Greenport’s American Legion gives sneak peek of renovation
Greenport residents Diane Walden and Renee Carey couldn’t help but step back into the past as they looked around the village’s American Legion Burton Potter Post 185 hall.
“Once you’re in here, the memories just start flooding back,” said Walden, 75, a longtime resident.
The 1953 building on Third Street was once a linchpin of the village’s social life, Carey said. But the building fell into disrepair over the years, especially after superstorm Sandy, when flooding damaged the floors.
Volunteers from the Greenport Legion have been working for several years to renovate the building, and now they are nearing their goal.
Volunteers said they are roughly 75 percent done with repairs, having raised about $600,000 in donations to fix the roofs, windows, doors, electrical and plumbing components and to install a new air conditioning system. They need between $250,000 and $300,000 to finish the repairs, said legion member and volunteer Fred Schoenstein, 60, of Greenport.
Schoenstein said the legion hopes the building will be at least functional this fall for residents to use while they finish repairing the rest of the facility.
“A lot of people have been walking in while we’re working and saying, ‘Oh, my God, my parents had their wedding here’ and things like that,” he said. “You hear a lot of stories of people who live here and people reminiscing.”

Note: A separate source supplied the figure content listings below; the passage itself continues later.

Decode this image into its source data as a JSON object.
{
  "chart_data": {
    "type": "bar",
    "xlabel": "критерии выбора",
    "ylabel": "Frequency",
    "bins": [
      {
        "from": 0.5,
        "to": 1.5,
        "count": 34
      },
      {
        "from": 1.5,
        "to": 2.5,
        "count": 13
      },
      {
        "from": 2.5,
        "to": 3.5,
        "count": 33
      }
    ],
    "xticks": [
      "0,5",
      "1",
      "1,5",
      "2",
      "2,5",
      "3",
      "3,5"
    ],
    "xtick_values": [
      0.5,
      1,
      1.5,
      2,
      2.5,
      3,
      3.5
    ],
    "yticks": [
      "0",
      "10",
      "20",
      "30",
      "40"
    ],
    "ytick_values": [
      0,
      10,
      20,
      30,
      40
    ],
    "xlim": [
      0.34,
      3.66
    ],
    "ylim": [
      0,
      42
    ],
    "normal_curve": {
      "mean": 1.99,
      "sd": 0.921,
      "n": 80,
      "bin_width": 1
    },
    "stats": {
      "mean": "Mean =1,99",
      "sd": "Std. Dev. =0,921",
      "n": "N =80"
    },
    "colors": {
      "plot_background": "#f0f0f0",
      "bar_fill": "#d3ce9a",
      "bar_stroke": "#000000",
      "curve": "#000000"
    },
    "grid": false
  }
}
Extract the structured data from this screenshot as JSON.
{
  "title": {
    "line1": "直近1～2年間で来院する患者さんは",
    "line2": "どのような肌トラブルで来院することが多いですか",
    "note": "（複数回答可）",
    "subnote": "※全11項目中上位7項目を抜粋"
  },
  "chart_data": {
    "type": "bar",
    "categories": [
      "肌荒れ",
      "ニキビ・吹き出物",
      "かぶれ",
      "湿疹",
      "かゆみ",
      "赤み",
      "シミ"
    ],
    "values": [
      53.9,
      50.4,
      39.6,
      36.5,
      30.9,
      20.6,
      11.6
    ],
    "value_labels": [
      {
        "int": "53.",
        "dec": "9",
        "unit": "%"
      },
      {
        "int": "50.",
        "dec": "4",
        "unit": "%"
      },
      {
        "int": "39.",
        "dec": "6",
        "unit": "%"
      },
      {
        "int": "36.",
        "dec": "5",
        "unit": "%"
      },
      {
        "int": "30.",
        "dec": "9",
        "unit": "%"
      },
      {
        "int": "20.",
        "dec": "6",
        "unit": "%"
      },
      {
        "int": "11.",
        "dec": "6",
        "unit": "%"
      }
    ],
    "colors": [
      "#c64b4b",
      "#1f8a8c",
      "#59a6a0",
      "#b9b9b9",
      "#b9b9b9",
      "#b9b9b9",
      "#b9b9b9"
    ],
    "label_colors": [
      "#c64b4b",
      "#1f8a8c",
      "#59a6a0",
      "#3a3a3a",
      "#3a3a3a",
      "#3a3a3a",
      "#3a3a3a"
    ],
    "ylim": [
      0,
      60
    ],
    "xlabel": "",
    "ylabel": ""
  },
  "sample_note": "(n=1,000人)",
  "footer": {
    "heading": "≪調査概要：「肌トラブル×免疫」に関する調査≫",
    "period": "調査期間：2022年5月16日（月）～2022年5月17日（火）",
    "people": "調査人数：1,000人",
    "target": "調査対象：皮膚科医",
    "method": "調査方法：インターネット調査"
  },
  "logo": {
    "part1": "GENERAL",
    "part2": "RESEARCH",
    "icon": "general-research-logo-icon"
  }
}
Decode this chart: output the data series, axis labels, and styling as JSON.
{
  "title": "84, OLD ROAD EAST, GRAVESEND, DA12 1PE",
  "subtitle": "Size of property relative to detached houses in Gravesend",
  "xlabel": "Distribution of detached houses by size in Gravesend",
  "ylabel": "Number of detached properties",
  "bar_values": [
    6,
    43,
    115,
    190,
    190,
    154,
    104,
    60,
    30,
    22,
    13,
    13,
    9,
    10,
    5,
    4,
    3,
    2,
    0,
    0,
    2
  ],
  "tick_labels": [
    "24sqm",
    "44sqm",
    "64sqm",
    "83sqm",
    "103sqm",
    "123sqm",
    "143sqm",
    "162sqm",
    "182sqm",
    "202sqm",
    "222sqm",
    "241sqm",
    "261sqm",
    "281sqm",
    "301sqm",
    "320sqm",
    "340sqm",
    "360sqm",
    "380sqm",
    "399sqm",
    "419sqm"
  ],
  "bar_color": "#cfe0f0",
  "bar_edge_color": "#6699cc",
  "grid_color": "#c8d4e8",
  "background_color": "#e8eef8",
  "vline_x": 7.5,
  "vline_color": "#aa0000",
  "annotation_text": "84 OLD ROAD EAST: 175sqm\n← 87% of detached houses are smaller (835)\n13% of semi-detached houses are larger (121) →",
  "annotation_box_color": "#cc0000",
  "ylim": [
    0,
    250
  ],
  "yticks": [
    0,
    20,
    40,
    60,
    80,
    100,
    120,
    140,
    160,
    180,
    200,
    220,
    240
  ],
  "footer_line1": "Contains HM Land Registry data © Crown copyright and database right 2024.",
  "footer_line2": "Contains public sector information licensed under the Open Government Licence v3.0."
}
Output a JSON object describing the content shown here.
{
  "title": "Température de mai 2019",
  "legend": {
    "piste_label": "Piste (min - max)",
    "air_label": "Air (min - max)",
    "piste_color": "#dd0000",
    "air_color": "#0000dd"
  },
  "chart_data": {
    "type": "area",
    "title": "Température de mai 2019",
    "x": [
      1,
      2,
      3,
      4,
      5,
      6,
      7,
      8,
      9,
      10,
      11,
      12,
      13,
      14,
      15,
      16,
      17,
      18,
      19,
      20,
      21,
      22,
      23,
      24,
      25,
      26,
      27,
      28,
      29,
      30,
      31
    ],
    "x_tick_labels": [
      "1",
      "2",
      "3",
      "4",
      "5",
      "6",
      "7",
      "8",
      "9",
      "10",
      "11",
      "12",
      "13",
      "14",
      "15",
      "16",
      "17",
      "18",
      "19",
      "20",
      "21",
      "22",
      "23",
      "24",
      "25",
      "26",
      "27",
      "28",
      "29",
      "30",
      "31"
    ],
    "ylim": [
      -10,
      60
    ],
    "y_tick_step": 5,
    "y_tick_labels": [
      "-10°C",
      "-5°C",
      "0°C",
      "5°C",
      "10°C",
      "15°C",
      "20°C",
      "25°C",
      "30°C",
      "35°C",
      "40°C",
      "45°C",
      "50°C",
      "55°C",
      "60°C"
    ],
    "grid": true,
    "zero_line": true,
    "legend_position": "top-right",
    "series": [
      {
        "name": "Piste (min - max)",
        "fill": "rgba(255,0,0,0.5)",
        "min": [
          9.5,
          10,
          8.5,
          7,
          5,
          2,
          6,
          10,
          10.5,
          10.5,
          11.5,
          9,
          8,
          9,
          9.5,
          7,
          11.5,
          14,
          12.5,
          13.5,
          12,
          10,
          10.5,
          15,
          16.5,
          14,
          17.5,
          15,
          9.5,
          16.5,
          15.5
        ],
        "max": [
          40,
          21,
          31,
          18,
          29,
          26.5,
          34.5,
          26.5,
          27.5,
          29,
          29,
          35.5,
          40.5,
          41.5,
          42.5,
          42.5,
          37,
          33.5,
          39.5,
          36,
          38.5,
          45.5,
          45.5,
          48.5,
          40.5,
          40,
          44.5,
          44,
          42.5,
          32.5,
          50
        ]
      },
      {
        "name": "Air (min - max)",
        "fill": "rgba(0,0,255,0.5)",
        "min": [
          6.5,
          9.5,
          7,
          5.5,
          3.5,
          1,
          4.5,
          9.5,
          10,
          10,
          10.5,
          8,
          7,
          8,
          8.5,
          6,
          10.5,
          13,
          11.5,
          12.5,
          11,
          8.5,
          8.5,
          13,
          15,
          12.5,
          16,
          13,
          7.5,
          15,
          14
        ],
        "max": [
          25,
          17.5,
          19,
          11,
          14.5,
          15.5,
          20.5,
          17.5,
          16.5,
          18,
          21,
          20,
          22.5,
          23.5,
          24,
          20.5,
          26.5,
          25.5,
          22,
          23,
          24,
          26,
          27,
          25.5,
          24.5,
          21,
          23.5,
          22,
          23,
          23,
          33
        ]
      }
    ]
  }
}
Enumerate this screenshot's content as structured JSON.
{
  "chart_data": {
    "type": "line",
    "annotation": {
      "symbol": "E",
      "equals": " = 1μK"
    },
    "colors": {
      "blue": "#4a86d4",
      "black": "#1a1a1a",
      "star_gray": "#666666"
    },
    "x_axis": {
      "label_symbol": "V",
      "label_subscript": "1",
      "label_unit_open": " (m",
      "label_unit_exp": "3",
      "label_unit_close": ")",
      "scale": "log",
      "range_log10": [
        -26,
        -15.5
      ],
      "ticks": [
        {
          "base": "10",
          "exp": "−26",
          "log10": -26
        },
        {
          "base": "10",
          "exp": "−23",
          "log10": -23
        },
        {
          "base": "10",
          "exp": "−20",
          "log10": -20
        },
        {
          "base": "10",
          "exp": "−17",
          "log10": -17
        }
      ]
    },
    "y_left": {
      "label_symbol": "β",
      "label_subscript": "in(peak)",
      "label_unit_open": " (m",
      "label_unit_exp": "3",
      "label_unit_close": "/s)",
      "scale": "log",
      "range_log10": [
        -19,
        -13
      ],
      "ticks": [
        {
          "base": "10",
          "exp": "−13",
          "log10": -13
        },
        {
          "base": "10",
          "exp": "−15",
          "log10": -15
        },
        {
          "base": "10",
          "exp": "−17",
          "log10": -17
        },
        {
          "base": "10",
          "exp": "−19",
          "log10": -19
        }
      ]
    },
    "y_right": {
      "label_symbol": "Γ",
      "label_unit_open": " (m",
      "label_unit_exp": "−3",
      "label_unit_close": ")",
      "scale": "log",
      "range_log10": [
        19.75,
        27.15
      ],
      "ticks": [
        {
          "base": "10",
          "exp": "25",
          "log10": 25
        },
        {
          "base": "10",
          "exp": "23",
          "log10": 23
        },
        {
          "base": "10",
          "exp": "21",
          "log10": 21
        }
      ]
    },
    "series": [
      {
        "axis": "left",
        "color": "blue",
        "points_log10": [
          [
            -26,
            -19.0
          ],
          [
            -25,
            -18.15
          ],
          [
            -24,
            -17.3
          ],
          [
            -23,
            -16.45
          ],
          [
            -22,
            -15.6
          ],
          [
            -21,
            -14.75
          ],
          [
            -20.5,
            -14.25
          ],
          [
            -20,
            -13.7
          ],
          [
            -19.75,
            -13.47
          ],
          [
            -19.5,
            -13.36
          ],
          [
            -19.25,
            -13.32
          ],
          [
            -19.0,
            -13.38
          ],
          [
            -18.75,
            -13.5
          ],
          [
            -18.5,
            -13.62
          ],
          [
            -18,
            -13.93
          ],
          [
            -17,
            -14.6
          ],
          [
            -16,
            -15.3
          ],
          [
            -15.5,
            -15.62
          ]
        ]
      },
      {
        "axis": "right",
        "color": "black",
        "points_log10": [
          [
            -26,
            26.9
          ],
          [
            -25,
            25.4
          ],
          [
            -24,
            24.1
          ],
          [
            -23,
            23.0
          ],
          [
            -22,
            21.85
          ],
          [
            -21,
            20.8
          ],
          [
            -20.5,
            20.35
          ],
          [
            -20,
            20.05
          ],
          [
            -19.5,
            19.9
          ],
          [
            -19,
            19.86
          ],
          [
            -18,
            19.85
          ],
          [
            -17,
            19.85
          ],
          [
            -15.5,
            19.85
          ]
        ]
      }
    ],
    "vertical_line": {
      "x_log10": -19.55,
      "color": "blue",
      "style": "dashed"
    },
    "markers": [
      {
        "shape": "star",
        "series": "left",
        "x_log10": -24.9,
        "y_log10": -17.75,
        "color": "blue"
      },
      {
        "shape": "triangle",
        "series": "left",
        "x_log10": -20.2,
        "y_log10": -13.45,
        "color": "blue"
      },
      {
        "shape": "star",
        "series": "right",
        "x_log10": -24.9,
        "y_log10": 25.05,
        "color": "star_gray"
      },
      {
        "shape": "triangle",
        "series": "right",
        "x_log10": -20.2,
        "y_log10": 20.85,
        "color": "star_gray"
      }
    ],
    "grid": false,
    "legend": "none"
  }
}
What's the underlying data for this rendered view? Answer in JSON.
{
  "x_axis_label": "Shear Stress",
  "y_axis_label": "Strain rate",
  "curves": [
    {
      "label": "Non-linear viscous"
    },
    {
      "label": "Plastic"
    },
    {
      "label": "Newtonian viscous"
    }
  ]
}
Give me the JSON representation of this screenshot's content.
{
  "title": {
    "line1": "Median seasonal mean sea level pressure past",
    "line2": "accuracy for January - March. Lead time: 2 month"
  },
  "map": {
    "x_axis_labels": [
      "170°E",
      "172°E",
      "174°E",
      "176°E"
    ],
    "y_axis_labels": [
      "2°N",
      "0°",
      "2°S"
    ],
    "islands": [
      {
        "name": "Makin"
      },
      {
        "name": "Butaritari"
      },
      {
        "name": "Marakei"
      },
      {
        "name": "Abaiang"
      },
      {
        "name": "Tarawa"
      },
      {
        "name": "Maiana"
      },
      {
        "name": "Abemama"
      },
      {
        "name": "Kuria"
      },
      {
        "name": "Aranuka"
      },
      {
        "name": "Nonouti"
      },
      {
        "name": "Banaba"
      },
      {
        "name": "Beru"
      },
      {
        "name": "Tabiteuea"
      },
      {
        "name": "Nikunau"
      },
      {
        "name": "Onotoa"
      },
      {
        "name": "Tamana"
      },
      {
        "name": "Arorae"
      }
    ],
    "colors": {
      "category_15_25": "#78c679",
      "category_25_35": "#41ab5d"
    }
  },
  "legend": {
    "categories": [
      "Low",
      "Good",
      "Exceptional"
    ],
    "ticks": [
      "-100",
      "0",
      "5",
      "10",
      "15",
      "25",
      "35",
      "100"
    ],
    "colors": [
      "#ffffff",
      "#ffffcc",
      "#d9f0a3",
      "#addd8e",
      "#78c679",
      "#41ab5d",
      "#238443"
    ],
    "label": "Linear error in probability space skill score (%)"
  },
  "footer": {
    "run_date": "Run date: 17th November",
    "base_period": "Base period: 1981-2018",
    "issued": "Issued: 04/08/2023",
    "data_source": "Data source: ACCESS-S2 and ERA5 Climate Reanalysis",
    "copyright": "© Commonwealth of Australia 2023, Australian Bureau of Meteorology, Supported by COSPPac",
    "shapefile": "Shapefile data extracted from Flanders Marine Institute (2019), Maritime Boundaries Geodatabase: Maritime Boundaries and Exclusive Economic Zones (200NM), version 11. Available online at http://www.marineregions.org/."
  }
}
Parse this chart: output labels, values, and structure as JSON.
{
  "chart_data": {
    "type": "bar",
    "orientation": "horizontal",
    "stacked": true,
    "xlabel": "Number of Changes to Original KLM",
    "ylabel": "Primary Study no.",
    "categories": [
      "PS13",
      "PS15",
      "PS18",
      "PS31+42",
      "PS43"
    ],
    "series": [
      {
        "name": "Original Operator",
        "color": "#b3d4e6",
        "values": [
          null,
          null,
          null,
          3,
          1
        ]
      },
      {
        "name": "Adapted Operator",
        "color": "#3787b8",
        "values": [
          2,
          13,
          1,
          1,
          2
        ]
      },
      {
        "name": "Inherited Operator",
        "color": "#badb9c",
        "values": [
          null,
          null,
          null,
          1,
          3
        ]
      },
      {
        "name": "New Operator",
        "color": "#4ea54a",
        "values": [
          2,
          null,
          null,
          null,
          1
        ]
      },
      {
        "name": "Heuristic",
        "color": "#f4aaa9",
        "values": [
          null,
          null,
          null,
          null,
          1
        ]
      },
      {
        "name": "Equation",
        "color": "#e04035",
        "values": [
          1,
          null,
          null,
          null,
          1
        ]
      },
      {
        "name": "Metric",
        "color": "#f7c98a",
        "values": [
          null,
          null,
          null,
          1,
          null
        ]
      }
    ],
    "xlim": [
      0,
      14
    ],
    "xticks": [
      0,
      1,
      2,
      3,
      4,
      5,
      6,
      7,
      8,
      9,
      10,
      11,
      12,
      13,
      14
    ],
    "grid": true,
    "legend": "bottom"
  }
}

Rob Staron, 70, secretary and treasurer of the Greenport Legion, fondly remembers being surprised by how many well-wishers turned up to his wedding in the hall in the 1970s.
“By the time word of mouth finished, there were 300 people here,” he chuckled.
Chatty Allen, 56, a lifelong Greenport resident, said her two young children were particularly excited to roller skate inside the building after hearing stories about it serving as a rink in its glory days.
“They keep asking, ‘When is the skating rink going to open?’” said Allen. “These are kids that have no idea what it was like to skate here. They weren’t born when this was closed down, yet they know what it was like from the different generations that talked about it. That’s why this is going to be a huge asset to this village.”